内容より結果を求めた三沢、善戦ではダメだ、勝たねばならない。タイガードライバーこそ打てなかったが、最後は鶴田が三沢にブレーンバスター→三沢が空中で返して逆にバックドロップ→これを鶴田も空中で体を返して三沢に覆いかかりフォールへ→それは再び三沢が返してフォール、カウント3という返し技の応酬だった。
若林アナ「三沢が勝ったー、三沢が勝ったー、三沢が勝っ、たぁあ(声枯れ気味)」
武道館にスパルタンXが流れる。「本当にカウント3つ入ったの?」と三沢が和田京平に確認する。
勝った。勝ったんだ。本当に勝ったんだ!
三沢が肩車をされる、川田、小橋、田上が祝福する。
「三沢が泣いてますよ!」週刊ゴング・解説の竹内さんが叫ぶ。「三沢が泣いている!」と若林アナ。武道館は「ミサワ!ミサワ!」の大コール!
この場面を何回見ただろうか。テレビ中継を深夜に見て、後日その録画を見て、後々何度となくこのシーンはテレビで流れた。
「鶴田の時代は終わっていません。でも、三沢の時代はも~う始まっています!」
このあと9/1に鶴田vs三沢の再戦があり、鶴田が勝つわけだが、6/8に三沢が鶴田に勝ったことで、確かに新時代が到来した。
「ニューヒーロー誕生~!」
天龍が離脱し、鶴田と三沢、ここに新旧の軸が確立。のちに田上が鶴田と組み、鶴田、田上、渕、小川の鶴田軍と三沢、川田、小橋、菊地の超世代軍。川田と田上の抗争もあった。
そして三沢、川田が世界タッグ、小橋、菊地がアジアタッグ、遂には三沢が三冠。
のちに鶴田が戦線離脱すると、川田が三沢超えのため、田上と組んで、渕、小川と聖鬼軍。

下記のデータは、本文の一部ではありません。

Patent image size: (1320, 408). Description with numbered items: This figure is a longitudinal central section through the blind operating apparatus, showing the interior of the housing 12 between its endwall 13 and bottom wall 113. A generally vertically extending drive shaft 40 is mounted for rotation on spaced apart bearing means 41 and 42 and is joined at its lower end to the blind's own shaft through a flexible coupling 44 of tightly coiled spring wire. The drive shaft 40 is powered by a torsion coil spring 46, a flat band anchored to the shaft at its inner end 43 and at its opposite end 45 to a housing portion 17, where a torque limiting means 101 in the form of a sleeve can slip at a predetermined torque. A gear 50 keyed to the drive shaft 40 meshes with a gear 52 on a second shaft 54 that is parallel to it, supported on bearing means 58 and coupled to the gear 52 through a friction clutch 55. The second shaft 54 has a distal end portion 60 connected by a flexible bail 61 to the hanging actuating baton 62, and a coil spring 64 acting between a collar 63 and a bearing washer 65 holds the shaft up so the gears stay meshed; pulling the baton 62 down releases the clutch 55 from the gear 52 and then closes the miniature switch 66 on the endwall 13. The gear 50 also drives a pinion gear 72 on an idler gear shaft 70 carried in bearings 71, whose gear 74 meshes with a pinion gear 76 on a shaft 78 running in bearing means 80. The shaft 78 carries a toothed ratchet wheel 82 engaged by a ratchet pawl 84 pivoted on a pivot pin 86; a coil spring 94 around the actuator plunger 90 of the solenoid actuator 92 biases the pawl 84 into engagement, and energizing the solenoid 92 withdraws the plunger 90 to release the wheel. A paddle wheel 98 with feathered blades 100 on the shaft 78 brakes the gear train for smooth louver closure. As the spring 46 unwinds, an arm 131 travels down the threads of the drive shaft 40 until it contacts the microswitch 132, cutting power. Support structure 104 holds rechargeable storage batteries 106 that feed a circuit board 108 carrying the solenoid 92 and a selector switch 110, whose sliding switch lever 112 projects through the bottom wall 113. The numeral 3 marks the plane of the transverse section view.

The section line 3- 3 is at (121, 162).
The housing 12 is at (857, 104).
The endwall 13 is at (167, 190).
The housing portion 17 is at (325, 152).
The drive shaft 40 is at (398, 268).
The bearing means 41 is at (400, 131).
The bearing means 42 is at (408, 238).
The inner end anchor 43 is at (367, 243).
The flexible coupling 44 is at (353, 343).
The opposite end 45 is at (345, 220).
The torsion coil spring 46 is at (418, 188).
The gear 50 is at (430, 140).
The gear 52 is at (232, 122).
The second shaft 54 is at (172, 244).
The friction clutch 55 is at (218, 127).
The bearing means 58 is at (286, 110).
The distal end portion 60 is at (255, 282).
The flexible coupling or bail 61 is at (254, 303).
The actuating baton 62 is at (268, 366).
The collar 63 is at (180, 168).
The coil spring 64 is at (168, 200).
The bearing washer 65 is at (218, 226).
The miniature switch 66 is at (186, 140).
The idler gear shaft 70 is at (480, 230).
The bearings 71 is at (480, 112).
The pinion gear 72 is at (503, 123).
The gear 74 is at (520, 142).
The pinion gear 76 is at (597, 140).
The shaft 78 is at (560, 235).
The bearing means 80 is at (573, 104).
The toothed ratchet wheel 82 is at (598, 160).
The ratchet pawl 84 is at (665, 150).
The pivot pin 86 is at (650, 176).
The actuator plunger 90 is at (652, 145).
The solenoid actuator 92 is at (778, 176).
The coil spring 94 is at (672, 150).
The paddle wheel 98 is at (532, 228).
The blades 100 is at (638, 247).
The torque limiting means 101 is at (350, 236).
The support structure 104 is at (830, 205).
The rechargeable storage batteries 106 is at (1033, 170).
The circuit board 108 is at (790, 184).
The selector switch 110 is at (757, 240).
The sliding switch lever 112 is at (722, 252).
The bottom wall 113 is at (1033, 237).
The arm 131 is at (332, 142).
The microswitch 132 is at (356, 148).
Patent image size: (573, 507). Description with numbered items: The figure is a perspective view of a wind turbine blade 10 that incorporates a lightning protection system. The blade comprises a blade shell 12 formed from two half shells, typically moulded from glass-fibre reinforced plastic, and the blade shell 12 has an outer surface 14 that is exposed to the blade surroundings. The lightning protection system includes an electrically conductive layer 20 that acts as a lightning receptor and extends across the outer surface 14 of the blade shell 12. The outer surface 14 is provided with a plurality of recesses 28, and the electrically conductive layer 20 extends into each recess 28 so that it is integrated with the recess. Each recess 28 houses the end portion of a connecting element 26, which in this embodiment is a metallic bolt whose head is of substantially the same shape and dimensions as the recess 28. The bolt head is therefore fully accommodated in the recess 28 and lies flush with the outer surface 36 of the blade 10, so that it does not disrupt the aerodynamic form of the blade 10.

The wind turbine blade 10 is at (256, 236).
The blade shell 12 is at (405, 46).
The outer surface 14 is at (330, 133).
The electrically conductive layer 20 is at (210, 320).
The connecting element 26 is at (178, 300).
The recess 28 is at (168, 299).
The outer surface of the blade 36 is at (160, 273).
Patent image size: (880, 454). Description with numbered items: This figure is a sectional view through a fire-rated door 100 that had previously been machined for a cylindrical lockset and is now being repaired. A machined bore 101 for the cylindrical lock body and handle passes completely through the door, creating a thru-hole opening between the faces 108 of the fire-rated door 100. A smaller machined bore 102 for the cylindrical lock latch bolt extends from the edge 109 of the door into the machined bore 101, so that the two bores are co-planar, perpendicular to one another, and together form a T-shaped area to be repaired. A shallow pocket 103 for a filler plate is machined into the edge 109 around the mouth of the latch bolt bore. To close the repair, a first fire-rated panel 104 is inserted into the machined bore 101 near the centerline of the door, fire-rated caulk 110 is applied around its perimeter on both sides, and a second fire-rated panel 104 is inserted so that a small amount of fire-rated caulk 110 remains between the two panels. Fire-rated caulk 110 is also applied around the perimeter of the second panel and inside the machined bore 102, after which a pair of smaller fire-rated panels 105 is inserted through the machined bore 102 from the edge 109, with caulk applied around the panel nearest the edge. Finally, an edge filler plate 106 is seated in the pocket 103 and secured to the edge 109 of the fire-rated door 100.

三沢は小橋、菊地、浅子と組む。
数々の時代の流れができることになるが、タイガーマスクを脱いで起点となり、鶴田に勝って大きな風穴をあけた。
90スーパーパワーシリーズは、新生全日本プロレスにとって、とてつもなく大きな意味をもつシリーズとなった。天龍らの選手大量離脱直後の危機的状況下でのシリーズだったが、全日本に残った選手が一丸となって、この危機を乗り越え、劇的なチャンスに確変したシリーズだった。